Luto Begaj

Luto Begaj owns North Point Cafe, where a regular customer dropped an envelope full of money on the restaurant’s front counter to “help the employees” during the coronavirus pandemic.

With local businesses facing major impacts from the COVID-19 outbreak, many are looking for help wherever they can find it. For one such business, help came this past week in the form of an envelope full of cash.

A regular customer of North Point Cafe at 2000 W. University Drive gave employees an envelope containing $100 cash on March 16.

Owner Luto Luigi Begaj said the customer wanted to help the employees as business slowed down as a result of the virus’s spread.

“The courtesy of one of my customers, my friends, he came in and [gave] me $100,” Begaj, 54, said.

“He says, ‘Luigi, this is for your employees most needed here.’ That was a very great gesture. It’s a good gesture. You know, we’re trying to survive.”

From late December to mid-January, Luto switched over his previous business, Luigi’s Italian Restaurant, to become North Point Cafe, a breakfast and lunch spot.

Manager Adriatik Begaj, Begaj’s 23-year-old son, said the Italian restaurant’s regular customers continued to support the new cafe after the switch, but the risks of coronavirus brought a major decrease in business.

“Honestly, I expect a bigger surge of people after everything calms down because people will want to go out again,” Adriatik Begaj said. “So we’re expecting more people once everything calms down a little bit. I think we should be fine after everything.”

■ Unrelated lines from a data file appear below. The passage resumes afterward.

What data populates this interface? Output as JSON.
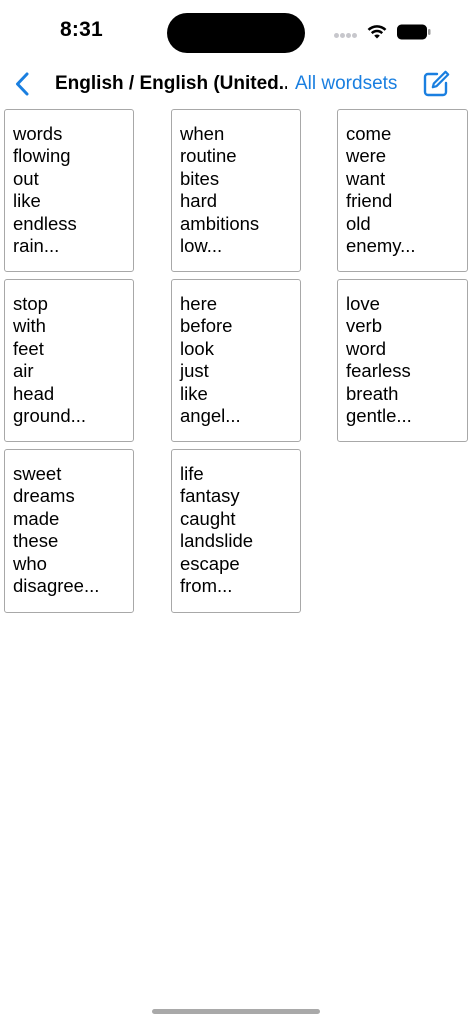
{
  "status_bar": {
    "time": "8:31"
  },
  "nav": {
    "back_icon": "chevron-left-icon",
    "title": "English / English (United...",
    "link_label": "All wordsets",
    "compose_icon": "square-and-pencil-icon",
    "accent_color": "#1a7fe0"
  },
  "cards": [
    {
      "words": [
        "words",
        "flowing",
        "out",
        "like",
        "endless",
        "rain..."
      ]
    },
    {
      "words": [
        "when",
        "routine",
        "bites",
        "hard",
        "ambitions",
        "low..."
      ]
    },
    {
      "words": [
        "come",
        "were",
        "want",
        "friend",
        "old",
        "enemy..."
      ]
    },
    {
      "words": [
        "stop",
        "with",
        "feet",
        "air",
        "head",
        "ground..."
      ]
    },
    {
      "words": [
        "here",
        "before",
        "look",
        "just",
        "like",
        "angel..."
      ]
    },
    {
      "words": [
        "love",
        "verb",
        "word",
        "fearless",
        "breath",
        "gentle..."
      ]
    },
    {
      "words": [
        "sweet",
        "dreams",
        "made",
        "these",
        "who",
        "disagree..."
      ]
    },
    {
      "words": [
        "life",
        "fantasy",
        "caught",
        "landslide",
        "escape",
        "from..."
      ]
    }
  ]
}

Sales have decreased at most local businesses, said Phil Shirley, owner of Hannah’s Off the Square. The downtown restaurant’s revenue was off by 60% as of March 16. Those shared concerns are why he created the Denton County Restaurant Owners Group on Facebook.

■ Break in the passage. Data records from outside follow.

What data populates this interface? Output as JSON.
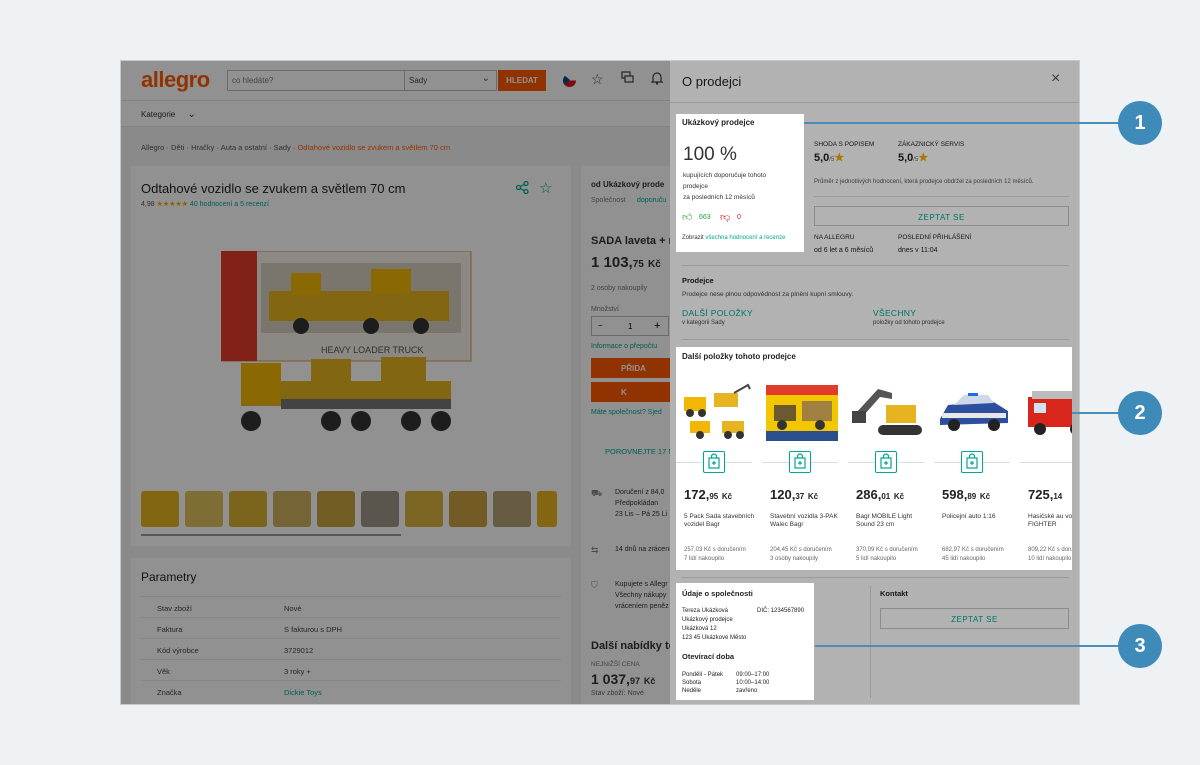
{
  "app": {
    "logo": "allegro",
    "search_placeholder": "co hledáte?",
    "search_category": "Sady",
    "search_button": "HLEDAT",
    "categories_label": "Kategorie"
  },
  "breadcrumb": {
    "items": [
      "Allegro",
      "Děti",
      "Hračky",
      "Auta a ostatní",
      "Sady"
    ],
    "current": "Odtahové vozidlo se zvukem a světlem 70 cm",
    "separator": "·"
  },
  "product": {
    "title": "Odtahové vozidlo se zvukem a světlem 70 cm",
    "rating": "4,98",
    "stars": "★★★★★",
    "reviews_link": "40 hodnocení a 5 recenzí",
    "box_text": "HEAVY LOADER TRUCK"
  },
  "params": {
    "title": "Parametry",
    "rows": [
      {
        "k": "Stav zboží",
        "v": "Nové"
      },
      {
        "k": "Faktura",
        "v": "S fakturou s DPH"
      },
      {
        "k": "Kód výrobce",
        "v": "3729012"
      },
      {
        "k": "Věk",
        "v": "3 roky +"
      },
      {
        "k": "Značka",
        "v": "Dickie Toys"
      }
    ]
  },
  "offer_column": {
    "seller_from": "od Ukázkový prode",
    "company": "Společnost",
    "company_link": "doporuču",
    "offer_title": "SADA laveta + r",
    "price_int": "1 103,",
    "price_dec": "75",
    "price_cur": "Kč",
    "buyers": "2 osoby nakoupily",
    "quantity_label": "Množství",
    "quantity_value": "1",
    "qty_minus": "−",
    "qty_plus": "+",
    "info_link": "Informace o přepočtu",
    "buy_button": "PŘIDA",
    "buy_now_button": "K",
    "company_question": "Máte společnost? Sjed",
    "compare": "POROVNEJTE 17 N",
    "delivery_1": "Doručení z 84,0",
    "delivery_2": "Předpokládan",
    "delivery_3": "23 Lis – Pá 25 Li",
    "return": "14 dnů na zrácení",
    "protect_1": "Kupujete s Allegr",
    "protect_2": "Všechny nákupy",
    "protect_3": "vráceníem peněz",
    "other_offers": "Další nabídky to",
    "lowest_price_label": "NEJNIŽŠÍ CENA",
    "lowest_price_int": "1 037,",
    "lowest_price_dec": "97",
    "lowest_price_cur": "Kč",
    "lowest_cond": "Stav zboží: Nové"
  },
  "panel": {
    "title": "O prodejci",
    "close_icon": "close-icon",
    "seller_name": "Ukázkový prodejce",
    "recommend_pct": "100 %",
    "recommend_text_1": "kupujících doporučuje tohoto",
    "recommend_text_2": "prodejce",
    "recommend_text_3": "za posledních 12 měsíců",
    "positive_count": "663",
    "negative_count": "0",
    "show_all_prefix": "Zobrazit",
    "show_all_link": "všechna hodnocení a recenze",
    "match_label": "SHODA S POPISEM",
    "match_value": "5,0",
    "match_scale": "/5",
    "service_label": "ZÁKAZNICKÝ SERVIS",
    "service_value": "5,0",
    "service_scale": "/5",
    "average_note": "Průměr z jednotlivých hodnocení, která prodejce obdržel za posledních 12 měsíců.",
    "ask_button": "ZEPTAT SE",
    "on_allegro_label": "NA ALLEGRU",
    "on_allegro_value": "od 6 let a 6 měsíců",
    "last_login_label": "POSLEDNÍ PŘIHLÁŠENÍ",
    "last_login_value": "dnes v 11:04",
    "seller_section_title": "Prodejce",
    "seller_section_text": "Prodejce nese plnou odpovědnost za plnění kupní smlouvy.",
    "more_items_link": "DALŠÍ POLOŽKY",
    "more_items_sub": "v kategorii Sady",
    "all_link": "VŠECHNY",
    "all_sub": "položky od tohoto prodejce",
    "items_title": "Další položky tohoto prodejce",
    "items": [
      {
        "price_int": "172,",
        "price_dec": "95",
        "cur": "Kč",
        "name": "5 Pack Sada stavebních vozidel Bagr",
        "delivery": "257,03 Kč s doručením",
        "buyers": "7 lidí nakoupilo"
      },
      {
        "price_int": "120,",
        "price_dec": "37",
        "cur": "Kč",
        "name": "Stavební vozidla 3-PAK Walec Bagr",
        "delivery": "204,45 Kč s doručením",
        "buyers": "3 osoby nakoupily"
      },
      {
        "price_int": "286,",
        "price_dec": "01",
        "cur": "Kč",
        "name": "Bagr MOBILE Light Sound 23 cm",
        "delivery": "370,09 Kč s doručením",
        "buyers": "5 lidí nakoupilo"
      },
      {
        "price_int": "598,",
        "price_dec": "89",
        "cur": "Kč",
        "name": "Policejní auto 1:16",
        "delivery": "682,97 Kč s doručením",
        "buyers": "45 lidí nakoupilo"
      },
      {
        "price_int": "725,",
        "price_dec": "14",
        "cur": "",
        "name": "Hasičské au vodním děl FIGHTER",
        "delivery": "809,22 Kč s doručení",
        "buyers": "10 lidí nakoupilo"
      }
    ],
    "company_title": "Údaje o společnosti",
    "company_lines": [
      "Tereza Ukázková",
      "Ukázkový prodejce",
      "Ukázková 12",
      "123 45 Ukázkové Město"
    ],
    "vat": "DIČ: 1234567890",
    "hours_title": "Otevírací doba",
    "hours": [
      {
        "day": "Pondělí - Pátek",
        "time": "09:00–17:00"
      },
      {
        "day": "Sobota",
        "time": "10:00–14:00"
      },
      {
        "day": "Neděle",
        "time": "zavřeno"
      }
    ],
    "contact_title": "Kontakt",
    "contact_button": "ZEPTAT SE"
  },
  "callouts": [
    "1",
    "2",
    "3"
  ],
  "colors": {
    "brand": "#ff5a00",
    "accent": "#00a790",
    "callout": "#3e8ab8",
    "star": "#f2a900"
  }
}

The group — which has more than 42 members, including Luto Begaj — is meant to be a place for restaurateurs to share information and advice during this time of crisis as they try to keep local businesses afloat. Shirley mentioned transitioning to to-go and delivery orders as one of the pieces of advice shared among the group.

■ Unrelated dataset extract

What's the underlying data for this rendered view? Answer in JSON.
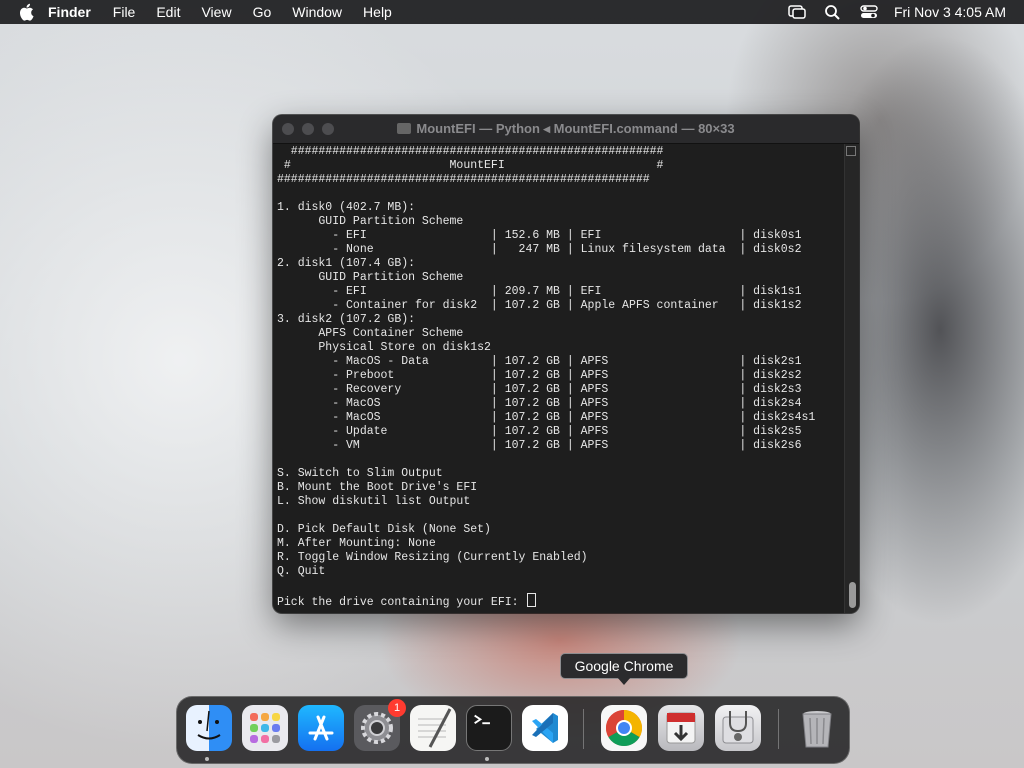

“We’re not competitors any more; we’re a team, and we’ve got to do this together and communicate what works and doesn’t work,” said Shirley, 50. “We’ve got to take care of our employees, so that’s what we’re trying to do. … I don’t want anybody to close here. We do not want any of these hourly employees or tip employees on the street.”

Luto Begaj said he’s struggled with not being able to rely on to-go services because his restaurant makes food to order that needs to be served within a short period of time.

But as restaurant owners, he and Shirley said they’re doing everything they can to make sure their restaurants stay open so employees have money to pay the rent.

“I’m willing to do whatever it takes to make sure they’re taken care of,” Shirley said. “Our main goal is to feed our employees and make sure they’re taken care of and get a paycheck because the last thing we want is all our workers not getting paid, so that’s my main goal.”

However, noting the importance of health and safety, the Begajes and Shirley said they want their customers to do what’s best for them.

With Gov. Greg Abbott’s executive order Thursday that closed restaurants’ dining areas to help slow the spread of coronavirus, Luto Begaj said he wants his customers to stay safe, especially if they’re at risk. Having family in Italy, one of the hardest-hit countries in the pandemic, the Begajes stressed the importance of taking the virus seriously.

“I have family in Italy, and they’ve been begging me to stay inside,” Luto Begaj said. “I mean, this is not a joke. This is just a situation, we have to beat this. I mean, this virus, we have to beat it altogether. … And we have to have, which we really do in the restaurant industry, professionally clean everything spotless.”

He and Shirley both noted that customers seem concerned about employees having the money they need to survive, with many leaving larger tips over this past week.

“We’re very personal with our customers,” Adriatik Begaj said. “A lot of what we’ve seen is worry, for us and for themselves. On Facebook, we’ve been trying to talk to people and just communicate, ‘Hey, we’re pushing through. We’re going to do what we can. This is where we are right now.’ I don’t believe we’ll lose a lot of clients through all this; I believe people will come back. But it’s tough.”

Even with the drop in sales, the envelope of cash left by the customer left Luto Begaj and other local business owners hopeful.

“In Jesus’ name, we will survive and be stronger out of this,” Begaj said. “I hope the good things that people do goes back to their families, for having prosperity. I think we’re blessed to have each other around. I call it a blessing to have this kind of people help you out in this day.

“So I hope that this is a very short-time situation. … We have to appreciate our service and sacrifice for each one of us and [on a] daily basis, we serve each other. That’s very important.”